The US transportation system moves an average of more than 50 million tons of freight at an estimated value of $45 billion every day using all modes of transportation. ORNL's Freight Analysis Framework (FAF) is a robust database developed in collaboration with the Department of Transportation’s Federal Highway Administration. It houses the most comprehensive, publicly available database of freight movements and provides accurate estimates for tonnage, value, and ton-miles by origin, destination, mode, and commodity type. Policy makers and transportation planners in the public and private sectors rely on FAF as a critical tool in making strategic decisions in the planning, operation, investment, and asset management of America’s freight system.

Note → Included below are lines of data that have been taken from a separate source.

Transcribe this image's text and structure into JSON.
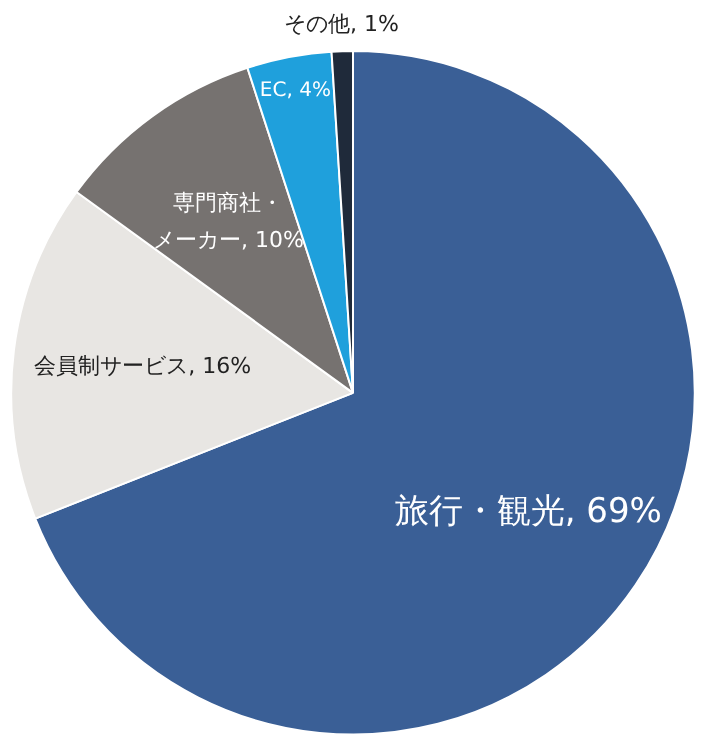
{
  "chart_data": {
    "type": "pie",
    "categories": [
      "旅行・観光",
      "会員制サービス",
      "専門商社・メーカー",
      "EC",
      "その他"
    ],
    "values": [
      69,
      16,
      10,
      4,
      1
    ],
    "value_labels": [
      "69%",
      "16%",
      "10%",
      "4%",
      "1%"
    ],
    "colors": [
      "#3a5f96",
      "#e8e6e3",
      "#767270",
      "#1fa0dc",
      "#1f2a3a"
    ],
    "legend": false
  }
}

Other research activities under mobility include the National Household Travel Survey compilation and analysis, intelligent transportation systems deployment tracking and viewer, GIS-based decision support tools, congestion pricing studies, safeguarding truck-shipped wholesale and retail fuels, and an investment analysis planning model for inland waterway navigation.

Safety

ORNL transportation analysis researchers lead development and field deployment of integrated technologies and systems solutions to enhance safety and security across all modes of transportation. The laboratory’s data informs local, state, and national law enforcement policy.

ORNL manages the Commercial Motor Vehicle Roadside Technology Consortium (CMVRTC) for the Federal Motor Carrier Safety Administration. The CMVRTC is permanent test bed along 2,400 miles of interstate roadways in Tennessee, Georgia, North Carolina, Kentucky, and Mississippi. Specially equipped research facilities at inspection stations along the CMVRTC corridor are used to evaluate current, new-to-market, and emerging safety technologies in a real-time, real-world environment. 

Along the CMVRTC, researchers have implemented the infrared-based screening system (IBSS). IBSS is an innovative roadside screening technology that provides a safer and more efficient way for law enforcement to monitor and ultimately place out of service commercial vehicles with brake and tire defects.

Other research activities under safety include motorcoach safety assessments, pipeline assessments and analyses, routing of hazardous materials, tracking of dangerous cargo barges on inland waterways, geospatial analysis for railroad infrastructure protection, evacuation modelling, overweight vehicle brake testing, and brake defect causation and abatement studies.